District Judge Gilmore (sitting by designation), concurring in part and dissenting in part, Brown v. Alexander, 718 F.2d 1417 (6th Cir. 1983). The Michigan Supreme Court also divided sharply on this issue in 1996. Michigan State AFL-CIO v. Employment Rels. Comm’n, 453 Mich. 362 (1996).
There is no constitutional requirement that the state government bargain with public employee unions at all. However, once the state government decides to bargain, it may not do so under rules that penalize membership in particular unions. By arguing that Act 10 applies different treatment to public safety unions than it does to more general public employee unions, the plaintiffs have raised legitimate constitutional claims that often have been decided by the courts on very fact-specific grounds. In this regard, Judge Colas’ ruling is neither exceptional nor unprecedented.
Objections to some of the specific details contained within Act 10 could have been raised and addressed if the legislation had been introduced and considered via the normal legislative procedures. Fixing any constitutional defects during the drafting process could have been a simple matter. Instead, the bill was introduced and passed without public scrutiny or debate. This litigation once again demonstrates the truth to the adage that “haste makes waste.”

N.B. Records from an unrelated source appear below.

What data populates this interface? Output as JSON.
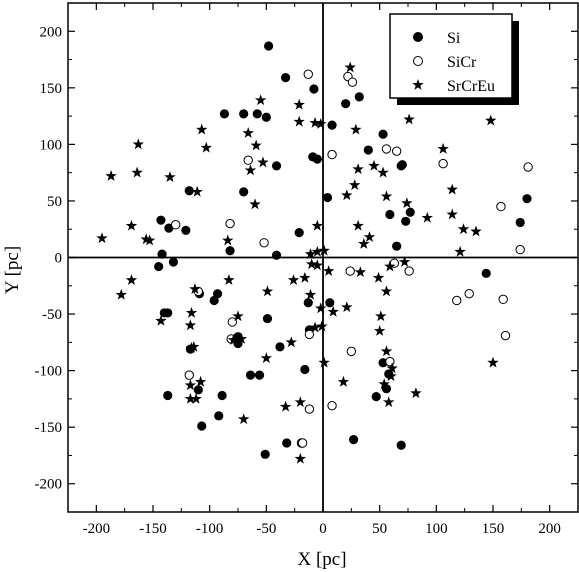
{
  "chart_data": {
    "type": "scatter",
    "title": "",
    "xlabel": "X [pc]",
    "ylabel": "Y [pc]",
    "xlim": [
      -225,
      225
    ],
    "ylim": [
      -225,
      225
    ],
    "xticks": [
      -200,
      -150,
      -100,
      -50,
      0,
      50,
      100,
      150,
      200
    ],
    "yticks": [
      -200,
      -150,
      -100,
      -50,
      0,
      50,
      100,
      150,
      200
    ],
    "xtick_labels": [
      "-200",
      "-150",
      "-100",
      "-50",
      "0",
      "50",
      "100",
      "150",
      "200"
    ],
    "ytick_labels": [
      "-200",
      "-150",
      "-100",
      "-50",
      "0",
      "50",
      "100",
      "150",
      "200"
    ],
    "zero_lines": true,
    "grid": false,
    "legend_position": "top-right",
    "series": [
      {
        "name": "Si",
        "marker": "filled-circle",
        "points": [
          [
            -48,
            187
          ],
          [
            -33,
            159
          ],
          [
            -8,
            149
          ],
          [
            32,
            142
          ],
          [
            20,
            136
          ],
          [
            -70,
            127
          ],
          [
            -87,
            127
          ],
          [
            -58,
            127
          ],
          [
            -50,
            124
          ],
          [
            8,
            117
          ],
          [
            53,
            109
          ],
          [
            -41,
            81
          ],
          [
            -5,
            87
          ],
          [
            40,
            95
          ],
          [
            70,
            82
          ],
          [
            69,
            81
          ],
          [
            -118,
            59
          ],
          [
            -70,
            58
          ],
          [
            -9,
            89
          ],
          [
            4,
            53
          ],
          [
            77,
            40
          ],
          [
            73,
            32
          ],
          [
            59,
            38
          ],
          [
            -143,
            33
          ],
          [
            -136,
            26
          ],
          [
            -121,
            24
          ],
          [
            -142,
            3
          ],
          [
            -132,
            -4
          ],
          [
            -145,
            -8
          ],
          [
            -82,
            6
          ],
          [
            -41,
            2
          ],
          [
            -21,
            22
          ],
          [
            65,
            10
          ],
          [
            -140,
            -49
          ],
          [
            -137,
            -49
          ],
          [
            -109,
            -32
          ],
          [
            -96,
            -38
          ],
          [
            -93,
            -32
          ],
          [
            -75,
            -70
          ],
          [
            -75,
            -76
          ],
          [
            -64,
            -104
          ],
          [
            -56,
            -104
          ],
          [
            -49,
            -54
          ],
          [
            -38,
            -79
          ],
          [
            -13,
            -40
          ],
          [
            -12,
            -64
          ],
          [
            -16,
            -99
          ],
          [
            6,
            -40
          ],
          [
            53,
            -93
          ],
          [
            -117,
            -81
          ],
          [
            -110,
            -117
          ],
          [
            -137,
            -122
          ],
          [
            -89,
            -122
          ],
          [
            -92,
            -140
          ],
          [
            -107,
            -149
          ],
          [
            -51,
            -174
          ],
          [
            -32,
            -164
          ],
          [
            27,
            -161
          ],
          [
            69,
            -166
          ],
          [
            47,
            -123
          ],
          [
            56,
            -116
          ],
          [
            58,
            -103
          ],
          [
            144,
            -14
          ],
          [
            180,
            52
          ],
          [
            174,
            31
          ]
        ]
      },
      {
        "name": "SiCr",
        "marker": "open-circle",
        "points": [
          [
            -13,
            162
          ],
          [
            22,
            160
          ],
          [
            26,
            155
          ],
          [
            -66,
            86
          ],
          [
            8,
            91
          ],
          [
            -82,
            30
          ],
          [
            -130,
            29
          ],
          [
            56,
            96
          ],
          [
            65,
            94
          ],
          [
            106,
            83
          ],
          [
            157,
            45
          ],
          [
            181,
            80
          ],
          [
            -52,
            13
          ],
          [
            -110,
            -30
          ],
          [
            -80,
            -57
          ],
          [
            -81,
            -72
          ],
          [
            -12,
            -68
          ],
          [
            25,
            -83
          ],
          [
            59,
            -92
          ],
          [
            -118,
            -104
          ],
          [
            -12,
            -134
          ],
          [
            8,
            -131
          ],
          [
            -19,
            -164
          ],
          [
            -18,
            -164
          ],
          [
            76,
            -12
          ],
          [
            63,
            -5
          ],
          [
            24,
            -12
          ],
          [
            118,
            -38
          ],
          [
            129,
            -32
          ],
          [
            159,
            -37
          ],
          [
            161,
            -69
          ],
          [
            174,
            7
          ]
        ]
      },
      {
        "name": "SrCrEu",
        "marker": "star",
        "points": [
          [
            24,
            168
          ],
          [
            -55,
            139
          ],
          [
            -21,
            135
          ],
          [
            -66,
            110
          ],
          [
            -21,
            120
          ],
          [
            -7,
            119
          ],
          [
            -2,
            118
          ],
          [
            29,
            113
          ],
          [
            76,
            122
          ],
          [
            148,
            121
          ],
          [
            -107,
            113
          ],
          [
            -103,
            97
          ],
          [
            -59,
            99
          ],
          [
            -163,
            100
          ],
          [
            -187,
            72
          ],
          [
            -135,
            71
          ],
          [
            -164,
            75
          ],
          [
            -156,
            16
          ],
          [
            -111,
            58
          ],
          [
            -53,
            84
          ],
          [
            -64,
            77
          ],
          [
            -60,
            47
          ],
          [
            -195,
            17
          ],
          [
            -169,
            28
          ],
          [
            -153,
            15
          ],
          [
            -84,
            15
          ],
          [
            -5,
            28
          ],
          [
            21,
            55
          ],
          [
            28,
            64
          ],
          [
            31,
            78
          ],
          [
            45,
            81
          ],
          [
            53,
            75
          ],
          [
            56,
            54
          ],
          [
            74,
            48
          ],
          [
            106,
            96
          ],
          [
            114,
            60
          ],
          [
            114,
            38
          ],
          [
            124,
            25
          ],
          [
            135,
            23
          ],
          [
            121,
            5
          ],
          [
            31,
            28
          ],
          [
            36,
            12
          ],
          [
            41,
            18
          ],
          [
            1,
            6
          ],
          [
            -11,
            3
          ],
          [
            -5,
            5
          ],
          [
            5,
            -12
          ],
          [
            -26,
            -20
          ],
          [
            -49,
            -30
          ],
          [
            -28,
            -75
          ],
          [
            -16,
            -18
          ],
          [
            -2,
            -45
          ],
          [
            -1,
            -61
          ],
          [
            21,
            -44
          ],
          [
            9,
            -48
          ],
          [
            33,
            -13
          ],
          [
            49,
            -18
          ],
          [
            56,
            -30
          ],
          [
            51,
            -52
          ],
          [
            50,
            -65
          ],
          [
            56,
            -83
          ],
          [
            61,
            -98
          ],
          [
            54,
            -112
          ],
          [
            60,
            -105
          ],
          [
            58,
            -128
          ],
          [
            82,
            -120
          ],
          [
            150,
            -93
          ],
          [
            59,
            -8
          ],
          [
            72,
            -4
          ],
          [
            92,
            35
          ],
          [
            -178,
            -33
          ],
          [
            -169,
            -20
          ],
          [
            -143,
            -56
          ],
          [
            -116,
            -49
          ],
          [
            -113,
            -28
          ],
          [
            -117,
            -60
          ],
          [
            -116,
            -80
          ],
          [
            -114,
            -79
          ],
          [
            -117,
            -125
          ],
          [
            -117,
            -113
          ],
          [
            -112,
            -125
          ],
          [
            -108,
            -110
          ],
          [
            -75,
            -52
          ],
          [
            -79,
            -73
          ],
          [
            -83,
            -20
          ],
          [
            -72,
            -72
          ],
          [
            -50,
            -89
          ],
          [
            -33,
            -132
          ],
          [
            -20,
            -178
          ],
          [
            -20,
            -128
          ],
          [
            1,
            -93
          ],
          [
            -7,
            -62
          ],
          [
            -70,
            -143
          ],
          [
            18,
            -110
          ],
          [
            -11,
            -33
          ],
          [
            -10,
            -6
          ],
          [
            -5,
            -7
          ]
        ]
      }
    ]
  }
}
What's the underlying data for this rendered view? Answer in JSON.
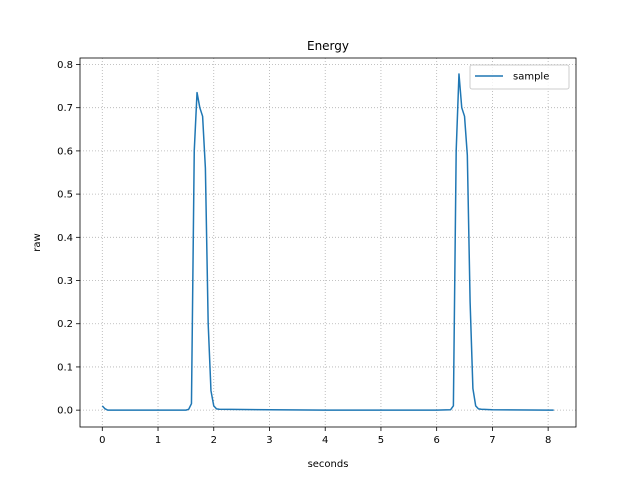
{
  "chart_data": {
    "type": "line",
    "title": "Energy",
    "xlabel": "seconds",
    "ylabel": "raw",
    "xlim": [
      -0.4,
      8.5
    ],
    "ylim": [
      -0.039,
      0.815
    ],
    "xticks": [
      0,
      1,
      2,
      3,
      4,
      5,
      6,
      7,
      8
    ],
    "yticks": [
      0.0,
      0.1,
      0.2,
      0.3,
      0.4,
      0.5,
      0.6,
      0.7,
      0.8
    ],
    "xtick_labels": [
      "0",
      "1",
      "2",
      "3",
      "4",
      "5",
      "6",
      "7",
      "8"
    ],
    "ytick_labels": [
      "0.0",
      "0.1",
      "0.2",
      "0.3",
      "0.4",
      "0.5",
      "0.6",
      "0.7",
      "0.8"
    ],
    "grid": true,
    "legend_position": "top-right",
    "series": [
      {
        "name": "sample",
        "color": "#1f77b4",
        "x": [
          0.0,
          0.05,
          0.1,
          0.5,
          1.0,
          1.5,
          1.55,
          1.6,
          1.65,
          1.7,
          1.75,
          1.8,
          1.85,
          1.9,
          1.95,
          2.0,
          2.05,
          2.1,
          3.0,
          4.0,
          5.0,
          6.0,
          6.25,
          6.3,
          6.35,
          6.4,
          6.45,
          6.5,
          6.55,
          6.6,
          6.65,
          6.7,
          6.75,
          6.8,
          7.0,
          8.0,
          8.1
        ],
        "y": [
          0.01,
          0.003,
          0.0,
          0.0,
          0.0,
          0.0,
          0.002,
          0.015,
          0.6,
          0.735,
          0.7,
          0.68,
          0.56,
          0.2,
          0.045,
          0.01,
          0.003,
          0.002,
          0.001,
          0.0,
          0.0,
          0.0,
          0.001,
          0.01,
          0.6,
          0.778,
          0.7,
          0.68,
          0.59,
          0.25,
          0.05,
          0.01,
          0.003,
          0.002,
          0.001,
          0.0,
          0.0
        ]
      }
    ]
  }
}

I am sympathetic to the argument that hard fought legislative accomplishments should not be undone by after the fact court challenges. Judges should presume the constitutionality of statutes, unless challengers overcome such a presumption. Such judicial deference accords finality to the actions of the legislative branch. However, complaints about litigation undoing the hard work of the legislature ring hollow when they come from an Attorney General that ostentatiously joined in the litigation seeking to overturn ObamaCare.

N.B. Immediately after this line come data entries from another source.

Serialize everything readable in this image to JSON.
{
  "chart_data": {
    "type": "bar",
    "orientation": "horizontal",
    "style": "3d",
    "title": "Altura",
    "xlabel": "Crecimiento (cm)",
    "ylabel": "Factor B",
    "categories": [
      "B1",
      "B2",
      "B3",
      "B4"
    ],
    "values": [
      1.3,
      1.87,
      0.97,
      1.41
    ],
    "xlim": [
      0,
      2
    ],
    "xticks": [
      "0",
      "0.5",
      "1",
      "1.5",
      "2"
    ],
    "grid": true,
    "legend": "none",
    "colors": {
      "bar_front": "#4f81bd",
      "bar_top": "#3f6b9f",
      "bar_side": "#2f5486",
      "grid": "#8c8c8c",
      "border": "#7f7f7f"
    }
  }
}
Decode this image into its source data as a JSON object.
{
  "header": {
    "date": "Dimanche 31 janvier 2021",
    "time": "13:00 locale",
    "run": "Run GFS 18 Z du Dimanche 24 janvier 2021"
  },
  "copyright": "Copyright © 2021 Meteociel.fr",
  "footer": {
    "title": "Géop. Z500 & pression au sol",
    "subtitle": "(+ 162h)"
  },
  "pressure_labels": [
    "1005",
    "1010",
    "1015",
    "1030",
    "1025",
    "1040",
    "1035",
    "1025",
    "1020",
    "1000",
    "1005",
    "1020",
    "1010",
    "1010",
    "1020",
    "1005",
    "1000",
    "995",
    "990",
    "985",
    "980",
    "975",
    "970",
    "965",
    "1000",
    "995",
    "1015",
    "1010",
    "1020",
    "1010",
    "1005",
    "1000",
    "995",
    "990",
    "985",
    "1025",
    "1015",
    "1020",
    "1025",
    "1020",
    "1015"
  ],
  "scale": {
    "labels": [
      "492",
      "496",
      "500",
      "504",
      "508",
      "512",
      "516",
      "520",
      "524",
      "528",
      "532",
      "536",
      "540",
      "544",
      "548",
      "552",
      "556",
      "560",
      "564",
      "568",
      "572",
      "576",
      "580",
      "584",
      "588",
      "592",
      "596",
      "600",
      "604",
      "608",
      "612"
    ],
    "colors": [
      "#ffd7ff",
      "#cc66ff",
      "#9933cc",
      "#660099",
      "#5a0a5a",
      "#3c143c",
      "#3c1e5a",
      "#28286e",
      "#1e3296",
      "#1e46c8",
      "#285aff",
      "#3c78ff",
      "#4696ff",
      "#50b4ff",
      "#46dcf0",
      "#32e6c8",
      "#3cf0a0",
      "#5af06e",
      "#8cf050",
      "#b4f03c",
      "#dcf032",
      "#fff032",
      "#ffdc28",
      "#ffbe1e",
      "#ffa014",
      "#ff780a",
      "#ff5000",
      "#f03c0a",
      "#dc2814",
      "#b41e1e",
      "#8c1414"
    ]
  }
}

The conservative “noise machine”– consisting of ersatz news media, think tank “experts,” and political campaign consultants — will no doubt seek to mold public opinion in this case. They will ignore the merits of the legal claims at issue and try to convince the public that any adverse ruling is the result of one partisan judge acting without legal authority. Of course, the consequence of such a strategy is to intimidate judges who might otherwise give legal claims against the State a fair hearing, and also to steadily undermine the public’s confidence in the legal system.
Members of the State Bar should refuse to play along with this game. By all means, we should feel free to criticize the reasoning of Judge Colas’ opinion. His application of the precedent to the specific provisions of Act 10 is fair game for critical analysis. However, anyone who has been following the nationwide litigation concerning public employee bargaining rights must recognize that Judge Colas was correct to take the plaintiff’s constitutional arguments seriously.